Other protesting students have been briefly detained for what the junta has characterized as “attitude adjustment”, but not charged under harsh security laws that allow for jail terms. Protesting students have, however, been targeted for harassment and surveillance. Reuters reported in March that plainclothes police and military officers had visited the family homes of at least 20 student activists to issue instructions that they steer clear of political activities. Authorities have interrogated at least one of the currently detained activists, questioning how they raised their daughter, according to her defense lawyers.

The 14 detained activists were members of the “New Democracy Group”, an incipient anti-junta group that is not apparently linked to either two mainstream political parties, the Democrats and Peua Thai. Thai Public Broadcasting Service revealed in a program that the activists were involved in the anti-amnesty street demonstrations against coup-ousted Prime Minister Yingluck Shinawatra’s government.
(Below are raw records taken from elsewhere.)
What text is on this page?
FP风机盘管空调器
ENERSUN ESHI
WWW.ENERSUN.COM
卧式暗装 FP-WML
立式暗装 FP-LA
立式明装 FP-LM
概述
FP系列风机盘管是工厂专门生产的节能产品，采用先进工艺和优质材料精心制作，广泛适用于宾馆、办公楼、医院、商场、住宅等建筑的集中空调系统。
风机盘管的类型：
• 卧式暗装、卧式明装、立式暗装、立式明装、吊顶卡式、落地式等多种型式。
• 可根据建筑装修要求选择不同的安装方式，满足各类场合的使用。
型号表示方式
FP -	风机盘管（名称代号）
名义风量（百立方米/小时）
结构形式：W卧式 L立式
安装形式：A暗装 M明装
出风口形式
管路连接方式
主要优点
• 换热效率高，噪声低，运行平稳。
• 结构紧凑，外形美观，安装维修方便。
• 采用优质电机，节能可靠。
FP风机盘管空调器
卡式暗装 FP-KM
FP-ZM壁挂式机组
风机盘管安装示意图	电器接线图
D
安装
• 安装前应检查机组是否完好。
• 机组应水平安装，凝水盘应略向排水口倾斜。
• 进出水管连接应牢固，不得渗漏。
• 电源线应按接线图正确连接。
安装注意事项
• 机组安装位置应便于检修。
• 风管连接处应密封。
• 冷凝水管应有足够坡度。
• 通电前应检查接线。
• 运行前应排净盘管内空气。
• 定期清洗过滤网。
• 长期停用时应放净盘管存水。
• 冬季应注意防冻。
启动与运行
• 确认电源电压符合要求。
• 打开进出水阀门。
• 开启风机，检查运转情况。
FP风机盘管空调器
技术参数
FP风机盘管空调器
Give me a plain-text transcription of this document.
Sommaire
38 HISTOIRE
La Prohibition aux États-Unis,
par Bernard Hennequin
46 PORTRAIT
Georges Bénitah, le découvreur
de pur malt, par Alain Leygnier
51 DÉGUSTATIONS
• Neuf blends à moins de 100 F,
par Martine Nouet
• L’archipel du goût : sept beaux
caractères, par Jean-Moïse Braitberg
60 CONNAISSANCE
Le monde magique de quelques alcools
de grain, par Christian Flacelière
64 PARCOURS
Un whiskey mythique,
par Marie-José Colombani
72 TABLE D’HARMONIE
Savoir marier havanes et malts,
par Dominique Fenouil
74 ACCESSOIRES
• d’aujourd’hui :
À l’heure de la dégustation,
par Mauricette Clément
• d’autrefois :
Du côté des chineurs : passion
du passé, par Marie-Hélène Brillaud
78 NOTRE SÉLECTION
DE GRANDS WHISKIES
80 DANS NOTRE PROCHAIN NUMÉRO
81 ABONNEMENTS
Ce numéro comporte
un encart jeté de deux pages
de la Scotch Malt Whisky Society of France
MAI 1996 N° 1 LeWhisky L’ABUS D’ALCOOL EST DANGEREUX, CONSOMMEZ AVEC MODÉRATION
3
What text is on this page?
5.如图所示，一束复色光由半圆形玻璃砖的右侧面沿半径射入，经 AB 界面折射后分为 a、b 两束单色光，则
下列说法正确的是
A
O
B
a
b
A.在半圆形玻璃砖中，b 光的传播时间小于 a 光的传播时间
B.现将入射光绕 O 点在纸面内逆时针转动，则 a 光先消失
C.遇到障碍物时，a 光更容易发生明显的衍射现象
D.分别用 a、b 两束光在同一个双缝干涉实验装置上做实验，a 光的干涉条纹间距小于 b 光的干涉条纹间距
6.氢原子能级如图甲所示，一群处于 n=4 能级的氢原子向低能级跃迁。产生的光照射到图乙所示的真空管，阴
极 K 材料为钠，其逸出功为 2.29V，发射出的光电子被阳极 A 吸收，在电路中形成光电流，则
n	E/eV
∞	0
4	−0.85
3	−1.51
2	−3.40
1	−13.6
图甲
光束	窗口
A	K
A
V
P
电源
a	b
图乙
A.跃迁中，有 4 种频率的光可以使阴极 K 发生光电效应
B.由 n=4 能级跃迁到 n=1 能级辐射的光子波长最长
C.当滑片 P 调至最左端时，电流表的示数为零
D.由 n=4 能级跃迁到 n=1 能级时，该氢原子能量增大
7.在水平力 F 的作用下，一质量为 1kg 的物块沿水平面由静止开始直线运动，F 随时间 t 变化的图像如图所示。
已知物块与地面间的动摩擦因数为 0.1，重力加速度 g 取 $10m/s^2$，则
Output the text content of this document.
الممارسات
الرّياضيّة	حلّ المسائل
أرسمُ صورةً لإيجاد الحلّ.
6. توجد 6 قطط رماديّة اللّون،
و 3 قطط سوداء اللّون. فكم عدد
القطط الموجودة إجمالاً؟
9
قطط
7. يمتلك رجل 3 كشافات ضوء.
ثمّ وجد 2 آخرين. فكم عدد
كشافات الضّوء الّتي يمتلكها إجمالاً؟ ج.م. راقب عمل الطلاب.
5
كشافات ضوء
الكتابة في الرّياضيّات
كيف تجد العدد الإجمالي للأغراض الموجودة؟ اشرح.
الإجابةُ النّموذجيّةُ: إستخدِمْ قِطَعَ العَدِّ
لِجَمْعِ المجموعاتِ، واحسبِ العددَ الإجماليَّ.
The program also said some have been involved in sporadic anti-coup protests staged in front of Bangkok’s Arts and Culture Center, near the place pro-activists and anti-government notes were posted on the weekend.

Political analysts believe authorities will continue to crack down hard on any dissent that could morph into a larger, popular anti-coup movement. Whether the junta’s firm handling of the students motivates such a broad-based movement is yet to be seen, though signs of a Bangkok backlash are growing. Supporters of the 14 activists have held candlelight vigils outside of the Bangkok Remand Prison where most of them are being held. They’ve vowed to continue gathering in front of the jail until all the activists are unconditionally released – or until they are likewise persecuted on the grounds of illegal political assembly.